High-density lipoprotein (HDL) is a complex mixture of lipids, apolipoproteins, and enzymes in a phospholipid bilayer. Apolipoprotein (apo) A-I, a 28-kDa single polypeptide, is a major protein component of HDL (Frank and Marcel, 2000; Jonas, 1998). ApoA-I is responsible for the major functions of HDL, including lipid binding and solubilization, cholesterol removal from peripheral cells, and activation of lecithin:cholesterol acyltransferase (LCAT) (Brouillette et al., 2001). ApoA4, a 46-kDa glycoprotein, is a minor apolipoprotein component of HDL and chylomicron (Mahley et al., 1984), and it functions in LCAT activation (Steinmetz and Utermann, 1985) and CETP activity (Main et al., 1996).

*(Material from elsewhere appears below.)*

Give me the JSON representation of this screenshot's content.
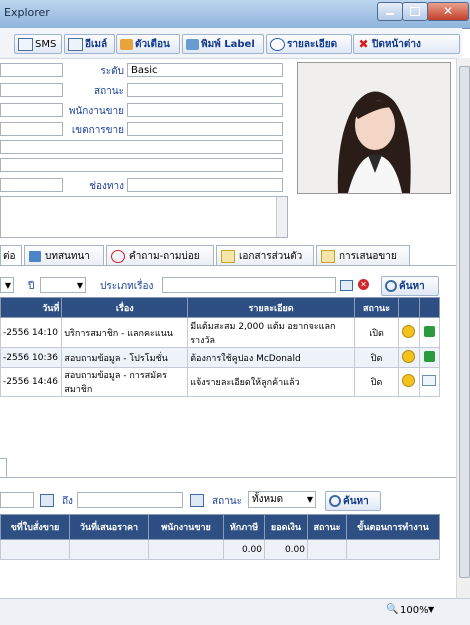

In carbohydrate metabolism, apoA4 improves glucose homeostasis by enhancing insulin secretion as well as inhibits hepatic gluconeogenesis via regulation of nuclear receptor NR1D1 (Li et al., 2014). Unlike other apolipoproteins, apoA4 shows low affinity for plasma lipoproteins (Beisiegel and Utermann, 1979), suggesting that its lipid-free form is more preferable in blood circulation. In a postprandial state, apoA4 is transferred to HDL or a lipoprotein-free fraction in the plasma (Weinberg, 2002). Although it is well known that apoA4 can increase the HDL particle fraction (Goldberg et al., 1990) and facilitate triacylglycerol clearance (VerHague et al., 2013), the biological role of lipid-free apoA4 is unclear.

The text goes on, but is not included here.